Overview
By analyzing real-time interactions, Wonda’s AI Assessment feature can now provide instant feedback on the language and engagement strategies used in a simulation.
This immediate feedback loop helps learners quickly adjust their approaches during repeated practice, with the goal of building and honing skills under diverse circumstances.
In this guide, you will find suggestions on:
When to use the AI-powered Assessment feature
How to prepare for writing strong criteria
How to write strong criteria
How to test your criteria
When to use Wonda’s AI-powered Assessment feature?
While repeated practice in authentic simulations can promote learner progress, the observed improvements are even greater when that practice is paired with coaching or feedback.
The AI Assessment feature can especially augment learning design in situations that benefit from:
Immediate deployment of learner feedback: for skill-based simulations where learners can rapidly integrate feedback into subsequent practice and real-life scenarios.
Instructor/facilitator pulse check on learner takeaways: to quickly and seamlessly gauge learner understanding of a topic via a debriefing simulation.
Conversational reflection and coaching: to offer thoughts on individual reflections that are done after an activity, experience, or subject.
Personalized self or formative assessment: instead of having learners rate their own competencies, place them in a simulation and then have them comment on the assessment.
How to get started with drafting criteria:
Before you start defining the criteria for the AI Assessment of a simulation, we highly recommend that you address the following points and questions.
Consider the learning goals of the broader learning experience and the learning objectives of the simulation/exercise in particular.
What are the learning goals of the overall learning experience?
Where does this simulation sit within the larger learning experience (i.e., what is the context around the simulation and the scaffolding leading up to it)?
What are the learning objectives of the simulation?
How does the simulation build skills or understanding toward the overall learning goals?
Break down skill sets or understanding into their components (the level of detail will depend on your answers to Question #1).

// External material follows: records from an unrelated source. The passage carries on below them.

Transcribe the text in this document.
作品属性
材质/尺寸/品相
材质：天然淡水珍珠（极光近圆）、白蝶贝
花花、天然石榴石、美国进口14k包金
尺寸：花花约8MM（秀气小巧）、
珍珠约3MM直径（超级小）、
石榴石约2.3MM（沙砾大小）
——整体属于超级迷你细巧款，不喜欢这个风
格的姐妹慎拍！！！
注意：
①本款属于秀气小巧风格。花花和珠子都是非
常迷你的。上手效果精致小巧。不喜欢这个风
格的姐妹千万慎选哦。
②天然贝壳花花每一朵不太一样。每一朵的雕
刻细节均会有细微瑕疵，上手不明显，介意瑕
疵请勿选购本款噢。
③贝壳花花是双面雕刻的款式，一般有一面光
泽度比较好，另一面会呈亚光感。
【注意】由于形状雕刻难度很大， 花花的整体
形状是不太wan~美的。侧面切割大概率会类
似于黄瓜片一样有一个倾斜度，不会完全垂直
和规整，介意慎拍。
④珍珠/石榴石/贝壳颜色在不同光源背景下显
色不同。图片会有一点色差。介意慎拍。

How might complex or intricate tasks be split into simpler components?
What components do you want to focus on?
For a skill like conflict resolution, the components of interest might be active listening, emotional regulation, self-awareness, and problem solving creativity.
For content or process understanding, which pieces of the content or process do you want to ensure that learners comprehend? Is it important that learners be able to describe the non-violent communication framework or their takeaways for how to integrate the framework into their daily lives?
Identify the key behaviors or responses that you want learners to verbally display for each component.
Referring back to the conflict resolution example outlined in Question #2, for the active listening component, you might be interested in gauging whether learners have picked up on a specific piece of information shared by the AI Character or the extent to which the concerns of the AI Character were addressed in the learners’ responses.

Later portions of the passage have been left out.